Sparking a comparative study between selective Bi-based photocatalysts (BiOCl, Bi12O17Cl2, and CuBi2O4) depending on their photocatalytic characteristics and degradation activity

Bismuth-based photocatalysts have become one of the most widely investigated materials in the photocatalytic fields. In this work, common bismuth-based photocatalysts (BiOCl, Bi₁₂O₁₇Cl₂, and CuBi₂O₄) were perfectly synthesized, and their photocatalytic characteristics were examined and compared over different characteristic technologies (XRD, FT-IR, SEM, TEM, BET, DRS, PL, and EIS). Furthermore, the photocatalytic activity was performed for malachite green (MG) and tetracycline (TC) degradation under LED radiation.

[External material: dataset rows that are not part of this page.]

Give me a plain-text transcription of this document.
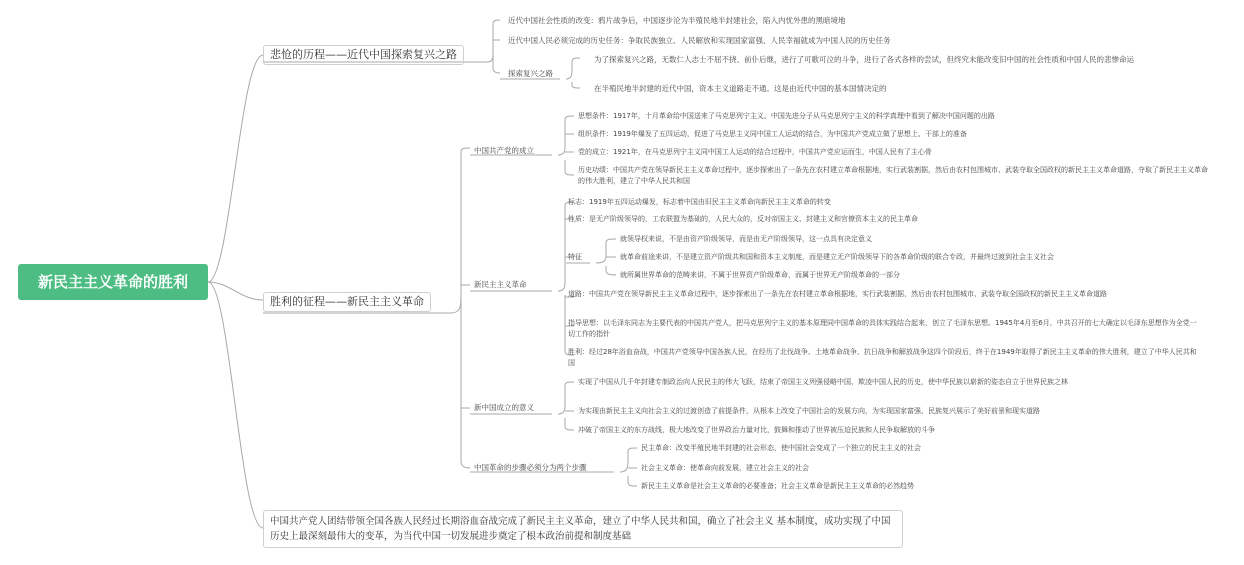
新民主主义革命的胜利
悲怆的历程——近代中国探索复兴之路
近代中国社会性质的改变：鸦片战争后，中国逐步沦为半殖民地半封建社会，陷入内忧外患的黑暗境地
近代中国人民必须完成的历史任务：争取民族独立、人民解放和实现国家富强、人民幸福就成为中国人民的历史任务
探索复兴之路
为了探索复兴之路，无数仁人志士不屈不挠、前仆后继，进行了可歌可泣的斗争，进行了各式各样的尝试，但终究未能改变旧中国的社会性质和中国人民的悲惨命运
在半殖民地半封建的近代中国，资本主义道路走不通。这是由近代中国的基本国情决定的
胜利的征程——新民主主义革命
中国共产党的成立
思想条件：1917年，十月革命给中国送来了马克思列宁主义。中国先进分子从马克思列宁主义的科学真理中看到了解决中国问题的出路
组织条件：1919年爆发了五四运动，促进了马克思主义同中国工人运动的结合，为中国共产党成立做了思想上、干部上的准备
党的成立：1921年，在马克思列宁主义同中国工人运动的结合过程中，中国共产党应运而生，中国人民有了主心骨
历史功绩：中国共产党在领导新民主主义革命过程中，逐步探索出了一条先在农村建立革命根据地，实行武装割据，然后由农村包围城市、武装夺取全国政权的新民主主义革命道路，夺取了新民主主义革命的伟大胜利，建立了中华人民共和国
新民主主义革命
标志：1919年五四运动爆发，标志着中国由旧民主主义革命向新民主主义革命的转变
性质：是无产阶级领导的，工农联盟为基础的，人民大众的，反对帝国主义、封建主义和官僚资本主义的民主革命
特征
就领导权来说，不是由资产阶级领导，而是由无产阶级领导，这一点具有决定意义
就革命前途来讲，不是建立资产阶级共和国和资本主义制度，而是建立无产阶级领导下的各革命阶级的联合专政，并最终过渡到社会主义社会
就所属世界革命的范畴来讲，不属于世界资产阶级革命，而属于世界无产阶级革命的一部分
道路：中国共产党在领导新民主主义革命过程中，逐步探索出了一条先在农村建立革命根据地，实行武装割据，然后由农村包围城市、武装夺取全国政权的新民主主义革命道路
指导思想：以毛泽东同志为主要代表的中国共产党人，把马克思列宁主义的基本原理同中国革命的具体实践结合起来，创立了毛泽东思想。1945年4月至6月，中共召开的七大确定以毛泽东思想作为全党一切工作的指针
胜利：经过28年浴血奋战，中国共产党领导中国各族人民，在经历了北伐战争、土地革命战争、抗日战争和解放战争这四个阶段后，终于在1949年取得了新民主主义革命的伟大胜利，建立了中华人民共和国
新中国成立的意义
实现了中国从几千年封建专制政治向人民民主的伟大飞跃，结束了帝国主义列强侵略中国、欺凌中国人民的历史，使中华民族以崭新的姿态自立于世界民族之林
为实现由新民主主义向社会主义的过渡创造了前提条件，从根本上改变了中国社会的发展方向，为实现国家富强、民族复兴展示了美好前景和现实道路
冲破了帝国主义的东方战线，极大地改变了世界政治力量对比，鼓舞和推动了世界被压迫民族和人民争取解放的斗争
中国革命的步骤必须分为两个步骤
民主革命：改变半殖民地半封建的社会形态，使中国社会变成了一个独立的民主主义的社会
社会主义革命：使革命向前发展，建立社会主义的社会
新民主主义革命是社会主义革命的必要准备；社会主义革命是新民主主义革命的必然趋势
中国共产党人团结带领全国各族人民经过长期浴血奋战完成了新民主主义革命，建立了中华人民共和国，确立了社会主义 基本制度，成功实现了中国历史上最深刻最伟大的变革，为当代中国一切发展进步奠定了根本政治前提和制度基础
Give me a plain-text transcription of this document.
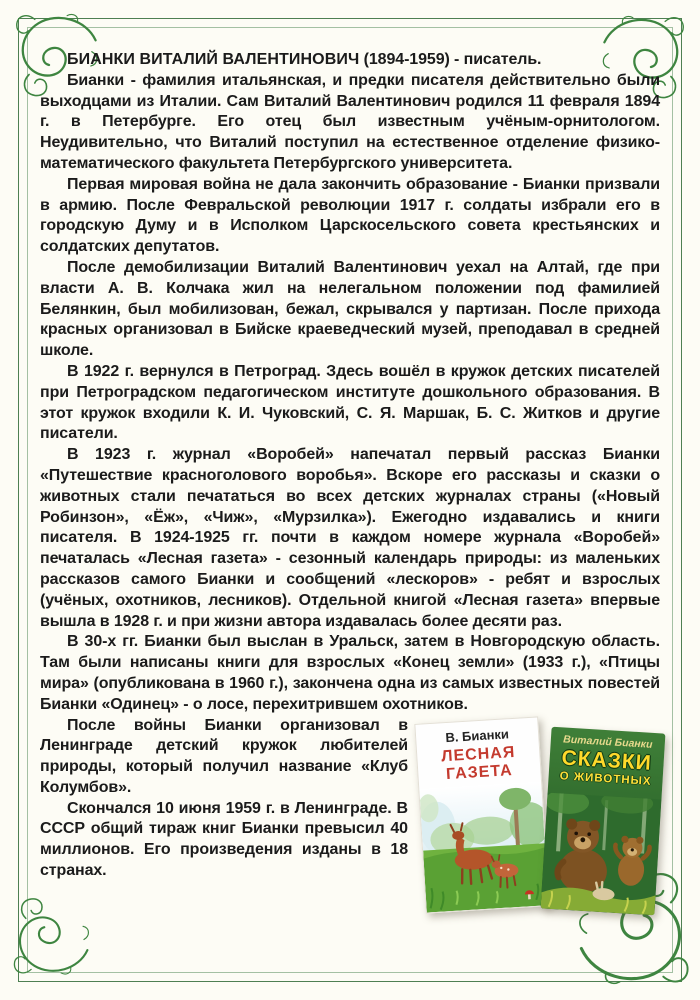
БИАНКИ ВИТАЛИЙ ВАЛЕНТИНОВИЧ (1894-1959) - писатель.

Бианки - фамилия итальянская, и предки писателя действительно были выходцами из Италии. Сам Виталий Валентинович родился 11 февраля 1894 г. в Петербурге. Его отец был известным учёным-орнитологом. Неудивительно, что Виталий поступил на естественное отделение физико-математического факультета Петербургского университета.

Первая мировая война не дала закончить образование - Бианки призвали в армию. После Февральской революции 1917 г. солдаты избрали его в городскую Думу и в Исполком Царскосельского совета крестьянских и солдатских депутатов.

После демобилизации Виталий Валентинович уехал на Алтай, где при власти А. В. Колчака жил на нелегальном положении под фамилией Белянкин, был мобилизован, бежал, скрывался у партизан. После прихода красных организовал в Бийске краеведческий музей, преподавал в средней школе.

В 1922 г. вернулся в Петроград. Здесь вошёл в кружок детских писателей при Петроградском педагогическом институте дошкольного образования. В этот кружок входили К. И. Чуковский, С. Я. Маршак, Б. С. Житков и другие писатели.

В 1923 г. журнал «Воробей» напечатал первый рассказ Бианки «Путешествие красноголового воробья». Вскоре его рассказы и сказки о животных стали печататься во всех детских журналах страны («Новый Робинзон», «Ёж», «Чиж», «Мурзилка»). Ежегодно издавались и книги писателя. В 1924-1925 гг. почти в каждом номере журнала «Воробей» печаталась «Лесная газета» - сезонный календарь природы: из маленьких рассказов самого Бианки и сообщений «лескоров» - ребят и взрослых (учёных, охотников, лесников). Отдельной книгой «Лесная газета» впервые вышла в 1928 г. и при жизни автора издавалась более десяти раз.

В 30-х гг. Бианки был выслан в Уральск, затем в Новгородскую область. Там были написаны книги для взрослых «Конец земли» (1933 г.), «Птицы мира» (опубликована в 1960 г.), закончена одна из самых известных повестей Бианки «Одинец» - о лосе, перехитрившем охотников.

В. Бианки
ЛЕСНАЯ
ГАЗЕТА
Виталий Бианки
СКАЗКИ
О ЖИВОТНЫХ

После войны Бианки организовал в Ленинграде детский кружок любителей природы, который получил название «Клуб Колумбов».

Скончался 10 июня 1959 г. в Ленинграде. В СССР общий тираж книг Бианки превысил 40 миллионов. Его произведения изданы в 18 странах.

Compared with other catalysts, the CuBi₂O₄ exhibited the strongest light absorption towards visible and near-IR regions because it has the narrowest bandgap energy (1.62 eV). However, the small bandgap energy of CuBi₂O₄ promoted the charge recombination rate and hindered their catalytic performance. Besides, the Bi₁₂O₁₇Cl₂ catalysts reflected the highest MG and TC degradation efficiencies of 72.5% and 65.7%, respectively. This is due to the moderate bandgap energy of Bi₁₂O₁₇Cl₂ (2.63 eV), acceptable light absorption, and higher photocarrier separation rate. Moreover, the perfect band structure of Bi₁₂O₁₇Cl₂ allows it to produce ^•OH radicals, accelerating the MG and TC degradation rate. The trapping tests revealed the ability of BiOCl and Bi₁₂O₁₇Cl₂ to yield ^•OH, while the CuBi₂O₄ obtained strong CB potential to produce ^•O₂⁻. Meanwhile, all synthesized photocatalysts returned good recyclability performance after five cycles. Finally, the photo-destruction mechanism has been elucidated through optical, electrochemical, and trapping tests. This work offers valuable insights into tailoring bismuth-based photocatalysts for improved catalytic behavior, paving the way for innovative approaches in sustainable energy and environmental remediation technologies.